Por otro lado, desde un punto de vista feminista, el Cyborg sería una entidad que establece conexiones; una metáfora de la capacidad de interrelacionarse y de la comunicación global que implica, al mismo tiempo, en tanto sujeto inesencial, el borramiento de las distinciones categoriales en las formas de los cuerpos (humano/máquina; naturaleza/cultura; varón /mujer). Los Cyborgs promoverían, así, una familia otra frente a la supuesta estabilidad humana. En un sueño utópico, Donna Haraway decía en el año 1988: “El cyborg es una criatura en un mundo postgenérico”. Y tal vez tenía razón. Me encantaría que tuviese razón, pero no estoy segura. Porque las nuevas tecnologías no son agentes transparentes ni medios democráticos que eliminan el problema de las diferencias sexuales o de las jerarquías de clase.

“Todos estamos camino a convertirnos en Cyborgs biológicos”, insiste Harbisson. Y, abonando este punto de vista, Sterlac explica que ya somos sistemas operativos extendidos: “tu teléfono sabe a través de un GPS que estás por llegar a tu casa y enciende las luces y la calefacción”. Los entiendo: pero yo soy sudaca, mujer, bisexual y vivo de mi escritura. No tengo plata para ponerme una antena, no soy la feliz poseedora de un GPS, ni de una mac ni mi casa se conecta con mis deseos. “Chupame el código”, no es una frase que refiera a mi realidad (chupame el cuil podría ser, pero no me excita, la verdad) y “me estoy quedando sin batería” sigue siendo, para mí, una metonimia y no una afirmación literal. Sin embargo, soy parte activa del sistema médico (tomé pastillas anticonceptivas y mi cuerpo fue modificado por las biotecnologías), a veces uso dildo, mi notebook es mi extensión física, y desde hace quince años convivo con mis lentes de contacto (mi cerebro ya no distingue entre vista “original” y corregida). Entonces me pregunto, y no estoy siendo original porque esto, también, ya lo anticipaba Haraway: a esta altura del partido ¿no somos todxs criaturas pos-orgánicas? ¿no somos todxs animales sin clase? ¿híbridos productos de diversos cruces? ¿nuestros cuerpos no toman acaso la forma diversa de los diversos proyectos socio-políticos en los que se inscriben?

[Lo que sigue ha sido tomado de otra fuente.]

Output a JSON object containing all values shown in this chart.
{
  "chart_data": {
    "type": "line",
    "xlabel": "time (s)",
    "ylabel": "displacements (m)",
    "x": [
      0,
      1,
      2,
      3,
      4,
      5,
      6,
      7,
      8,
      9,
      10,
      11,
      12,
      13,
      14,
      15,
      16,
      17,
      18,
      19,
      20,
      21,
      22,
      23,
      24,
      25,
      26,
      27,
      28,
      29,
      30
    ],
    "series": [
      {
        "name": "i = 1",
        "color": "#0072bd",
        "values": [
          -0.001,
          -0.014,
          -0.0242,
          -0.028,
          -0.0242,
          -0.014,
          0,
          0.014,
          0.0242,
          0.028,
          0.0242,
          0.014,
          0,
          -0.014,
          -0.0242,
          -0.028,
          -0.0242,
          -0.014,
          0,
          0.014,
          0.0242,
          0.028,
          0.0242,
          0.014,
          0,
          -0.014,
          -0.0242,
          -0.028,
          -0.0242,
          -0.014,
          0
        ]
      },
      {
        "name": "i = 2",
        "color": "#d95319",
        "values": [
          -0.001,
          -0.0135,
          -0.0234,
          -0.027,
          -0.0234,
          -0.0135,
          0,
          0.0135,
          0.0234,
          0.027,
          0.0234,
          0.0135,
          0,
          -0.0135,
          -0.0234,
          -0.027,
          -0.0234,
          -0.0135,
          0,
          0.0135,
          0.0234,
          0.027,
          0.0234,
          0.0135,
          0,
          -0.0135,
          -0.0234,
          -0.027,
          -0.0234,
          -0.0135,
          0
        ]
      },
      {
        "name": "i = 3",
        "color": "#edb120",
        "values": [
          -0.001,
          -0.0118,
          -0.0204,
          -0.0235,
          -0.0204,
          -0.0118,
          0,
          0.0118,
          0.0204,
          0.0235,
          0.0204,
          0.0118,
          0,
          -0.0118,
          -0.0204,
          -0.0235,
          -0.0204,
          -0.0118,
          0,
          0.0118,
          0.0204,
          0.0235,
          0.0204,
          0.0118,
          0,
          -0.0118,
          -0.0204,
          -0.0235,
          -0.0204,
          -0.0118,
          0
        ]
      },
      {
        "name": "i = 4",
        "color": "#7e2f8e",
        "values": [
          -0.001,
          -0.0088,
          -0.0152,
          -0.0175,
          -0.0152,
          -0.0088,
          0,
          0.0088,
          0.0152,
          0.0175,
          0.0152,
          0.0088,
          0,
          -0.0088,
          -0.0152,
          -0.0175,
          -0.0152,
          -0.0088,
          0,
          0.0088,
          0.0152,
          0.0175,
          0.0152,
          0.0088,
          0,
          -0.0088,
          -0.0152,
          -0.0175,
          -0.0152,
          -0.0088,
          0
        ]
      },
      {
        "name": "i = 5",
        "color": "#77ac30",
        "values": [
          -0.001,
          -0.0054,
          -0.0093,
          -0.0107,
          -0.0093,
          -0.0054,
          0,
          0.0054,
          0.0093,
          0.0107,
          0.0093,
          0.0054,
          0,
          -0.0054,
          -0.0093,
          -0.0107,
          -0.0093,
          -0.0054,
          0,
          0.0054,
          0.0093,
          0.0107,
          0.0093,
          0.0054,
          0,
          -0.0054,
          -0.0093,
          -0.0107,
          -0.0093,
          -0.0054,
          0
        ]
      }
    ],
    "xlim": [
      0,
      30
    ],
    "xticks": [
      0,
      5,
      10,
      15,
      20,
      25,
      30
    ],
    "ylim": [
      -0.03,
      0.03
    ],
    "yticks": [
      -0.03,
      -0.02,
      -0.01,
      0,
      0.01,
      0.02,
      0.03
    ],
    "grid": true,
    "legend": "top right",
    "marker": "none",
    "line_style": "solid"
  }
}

“Ser Cyborg es algo que todos deberíamos desear”, sostienen Moon y Neil, “todos deberíamos tener el deseo de percibir aquello que no podemos. Si ampliamos nuestros sentidos, ampliamos nuestro conocimiento, nuestra percepción del mundo y cambiamos nuestro comportamiento”. Sin lugar a dudas suena bien, aunque un poco megalómano y también inocente. Porque, antes que nada, el ciborguismo debería obligarnos a repensar lo político y las diferencias. Como decía Haraway, debería ser un canto al placer en la confusión de las fronteras pero también debería serlo a la responsabilidad en su construcción. En este sentido, el Cyborg no puede ser, pienso yo, un despliegue grandilocuente e irreflexivo del que tiene acceso a lo mayor y mejor (a lo más extremo, a lo más único, a lo más absoluto, a los subsidios más gordos) sino una reflexión situada en torno a las exclusiones. La defensa del ciborguismo debería implicar un derrumbe del sujeto moderno y de las categorías dicotómicas que le dan forma (es decir, debería implicar también una reflexión sobre el género y el sexo así como también de la clase). En este sentido, sería alucinante que el Cyborg tomase la forma material de la lucha contra el poder y las diferencias. Porque si el monstruo tecnológico se convirtiese en promesa, nosotrxs, todxs, seríamos sujetxs potenciales de una posible revolución. Nos convertiríamos, entonces, en una manada queer y ciborg, en una Liga de la Justicia: lxs Súper amigxs en acción.